El denominador de una comunidad cristiana se practica así como un indicador hacia otros sujetos con los que se trabaja juntos en favor de la vida de las personas y por el bien de las multitudes. 

Y es precisamente esta función de indicación la que actúa como demarcador de la comunidad parroquial (es decir, desactiva aquellos marcadores comunitarios que la encierran en sí misma, haciéndola impermeable a lo que ocurre en el territorio que la constituye). 
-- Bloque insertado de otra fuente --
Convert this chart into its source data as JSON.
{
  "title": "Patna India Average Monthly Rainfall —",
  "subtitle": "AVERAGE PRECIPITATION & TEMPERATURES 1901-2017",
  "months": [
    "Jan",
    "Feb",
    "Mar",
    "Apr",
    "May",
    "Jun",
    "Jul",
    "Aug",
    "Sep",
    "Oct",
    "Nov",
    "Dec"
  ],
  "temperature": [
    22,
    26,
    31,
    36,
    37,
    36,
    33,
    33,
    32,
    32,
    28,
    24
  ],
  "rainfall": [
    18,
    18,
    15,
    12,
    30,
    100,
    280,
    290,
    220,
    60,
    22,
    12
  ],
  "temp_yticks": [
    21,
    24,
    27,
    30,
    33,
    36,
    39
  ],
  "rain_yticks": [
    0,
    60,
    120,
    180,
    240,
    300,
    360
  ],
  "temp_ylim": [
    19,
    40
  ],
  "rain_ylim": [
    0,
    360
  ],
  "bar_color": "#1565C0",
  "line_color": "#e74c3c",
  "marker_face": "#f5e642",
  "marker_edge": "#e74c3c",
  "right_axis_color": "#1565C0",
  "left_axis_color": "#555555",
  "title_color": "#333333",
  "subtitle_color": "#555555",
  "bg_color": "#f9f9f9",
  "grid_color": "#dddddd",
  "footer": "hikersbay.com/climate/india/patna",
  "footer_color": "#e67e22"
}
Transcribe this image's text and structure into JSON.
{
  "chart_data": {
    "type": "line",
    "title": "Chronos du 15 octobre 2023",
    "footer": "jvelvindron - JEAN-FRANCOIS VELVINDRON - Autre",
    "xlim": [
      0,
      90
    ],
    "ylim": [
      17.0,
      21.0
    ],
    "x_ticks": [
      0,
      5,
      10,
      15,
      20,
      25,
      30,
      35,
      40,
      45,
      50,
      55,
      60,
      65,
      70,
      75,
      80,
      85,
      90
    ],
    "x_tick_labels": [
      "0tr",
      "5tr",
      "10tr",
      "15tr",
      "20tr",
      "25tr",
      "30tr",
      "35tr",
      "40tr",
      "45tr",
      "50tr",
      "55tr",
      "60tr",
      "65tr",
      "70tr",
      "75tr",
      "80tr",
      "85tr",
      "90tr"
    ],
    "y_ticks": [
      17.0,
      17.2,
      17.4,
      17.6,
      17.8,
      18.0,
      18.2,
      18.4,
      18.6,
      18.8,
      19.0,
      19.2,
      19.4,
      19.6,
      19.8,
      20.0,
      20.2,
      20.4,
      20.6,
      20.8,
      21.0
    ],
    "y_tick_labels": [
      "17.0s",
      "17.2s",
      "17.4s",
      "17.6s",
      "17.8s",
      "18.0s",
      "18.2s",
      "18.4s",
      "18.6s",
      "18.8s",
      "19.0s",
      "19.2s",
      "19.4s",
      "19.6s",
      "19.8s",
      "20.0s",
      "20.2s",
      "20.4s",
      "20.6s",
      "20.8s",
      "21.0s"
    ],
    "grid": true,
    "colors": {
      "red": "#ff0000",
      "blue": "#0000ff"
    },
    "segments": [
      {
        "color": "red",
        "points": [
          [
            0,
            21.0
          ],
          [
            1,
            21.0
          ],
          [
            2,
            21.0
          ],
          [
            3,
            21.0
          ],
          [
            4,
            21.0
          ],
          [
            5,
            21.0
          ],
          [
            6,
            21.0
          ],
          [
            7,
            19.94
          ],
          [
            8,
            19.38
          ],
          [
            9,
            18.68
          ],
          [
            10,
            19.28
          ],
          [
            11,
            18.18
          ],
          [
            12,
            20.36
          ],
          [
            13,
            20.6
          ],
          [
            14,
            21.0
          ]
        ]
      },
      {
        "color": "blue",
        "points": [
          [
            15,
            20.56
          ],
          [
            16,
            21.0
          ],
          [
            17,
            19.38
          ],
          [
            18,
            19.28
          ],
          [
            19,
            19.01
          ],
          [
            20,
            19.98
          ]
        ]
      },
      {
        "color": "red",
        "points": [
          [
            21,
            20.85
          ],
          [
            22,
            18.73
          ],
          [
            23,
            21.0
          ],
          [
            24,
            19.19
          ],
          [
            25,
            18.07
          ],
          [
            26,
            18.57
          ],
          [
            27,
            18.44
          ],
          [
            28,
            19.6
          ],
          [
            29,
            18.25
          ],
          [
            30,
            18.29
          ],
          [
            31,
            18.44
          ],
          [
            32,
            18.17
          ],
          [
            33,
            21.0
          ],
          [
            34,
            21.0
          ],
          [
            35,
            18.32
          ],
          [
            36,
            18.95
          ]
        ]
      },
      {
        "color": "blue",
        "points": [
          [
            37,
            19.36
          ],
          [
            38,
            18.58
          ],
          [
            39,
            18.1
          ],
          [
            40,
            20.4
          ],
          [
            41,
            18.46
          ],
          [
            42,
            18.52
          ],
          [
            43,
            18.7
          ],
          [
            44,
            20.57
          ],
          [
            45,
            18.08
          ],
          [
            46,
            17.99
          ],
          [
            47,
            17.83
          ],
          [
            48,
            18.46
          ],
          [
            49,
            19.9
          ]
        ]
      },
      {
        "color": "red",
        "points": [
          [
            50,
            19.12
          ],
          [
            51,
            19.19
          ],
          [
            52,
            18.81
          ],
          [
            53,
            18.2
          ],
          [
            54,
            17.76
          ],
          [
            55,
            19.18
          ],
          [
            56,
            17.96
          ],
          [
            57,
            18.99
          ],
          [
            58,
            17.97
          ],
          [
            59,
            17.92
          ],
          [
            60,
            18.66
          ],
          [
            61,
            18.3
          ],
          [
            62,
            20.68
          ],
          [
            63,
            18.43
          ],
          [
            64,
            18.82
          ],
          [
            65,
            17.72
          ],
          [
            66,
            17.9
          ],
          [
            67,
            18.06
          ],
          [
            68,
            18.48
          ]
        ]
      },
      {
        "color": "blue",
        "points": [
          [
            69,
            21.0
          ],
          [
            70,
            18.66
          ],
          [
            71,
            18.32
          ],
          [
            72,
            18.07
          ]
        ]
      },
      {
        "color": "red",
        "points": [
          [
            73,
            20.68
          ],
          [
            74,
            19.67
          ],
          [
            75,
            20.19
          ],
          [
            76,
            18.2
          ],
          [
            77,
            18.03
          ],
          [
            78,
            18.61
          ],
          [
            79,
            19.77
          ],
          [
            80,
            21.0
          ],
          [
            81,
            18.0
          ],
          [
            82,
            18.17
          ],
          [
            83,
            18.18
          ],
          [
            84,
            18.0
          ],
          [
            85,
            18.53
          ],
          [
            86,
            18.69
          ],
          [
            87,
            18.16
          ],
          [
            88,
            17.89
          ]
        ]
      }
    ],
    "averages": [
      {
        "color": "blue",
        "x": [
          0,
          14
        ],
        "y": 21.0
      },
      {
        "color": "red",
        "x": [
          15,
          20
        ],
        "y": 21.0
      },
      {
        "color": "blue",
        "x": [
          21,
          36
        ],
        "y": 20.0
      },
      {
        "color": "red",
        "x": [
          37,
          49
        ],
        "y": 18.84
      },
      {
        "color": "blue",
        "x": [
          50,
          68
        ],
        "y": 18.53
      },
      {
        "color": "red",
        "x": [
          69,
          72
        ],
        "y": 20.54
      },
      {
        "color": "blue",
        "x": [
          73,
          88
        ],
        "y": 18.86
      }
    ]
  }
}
De este modo, el demarcador comunitario permite ampliar la malla del tejido conectivo de la comunidad cristiana, haciéndola capaz de desplazarse también. 

Así, ya no será necesario que una parroquia/comunidad pastoral asuma la carga de todos los servicios pastorales y litúrgicos de la fe, y será capaz de distribuirlos sin celos ni envidias entre una pluralidad de posibles referentes presentes dentro de un territorio desplazado en sí mismo. 

Centrándose en una práctica pastoral como demarcador comunitario, la comunidad cristiana apunta más allá de sí misma, para acompañar a la multitud hacia otro lugar donde podrá encontrar otras prácticas pastorales. Pero no solo eso. 

En el territorio deslocalizado, la red conectiva de la comunidad cristiana debe tejerse también con sujetos socio-civiles (desde los centros educativos hasta el barrio, desde los servicios sociales hasta el tercer sector, etc.), porque el humanismo evangélico de la fe sabe que el mandato del Señor fluye en las necesidades humanas de las personas: dondequiera que estén y sean quienes sean. 

De este modo, la parroquia deslocalizada logrará considerar «suyos» también a aquellos que realizan gestos evangélicos en otros lugares (es decir, en la deslocalización); y sentirá «suyas» también a aquellas personas que transitan por esos otros lugares a los que su demarcador/indicador comunitario las ha dirigido y acompañado.

Este cambio de paradigma en la autocomprensión de la parroquia o se hace ahora, en un momento como este, en el que las comunidades están llamadas a unirse entre sí, o nunca más se hará, porque el tiempo útil ya ha quedado atrás. 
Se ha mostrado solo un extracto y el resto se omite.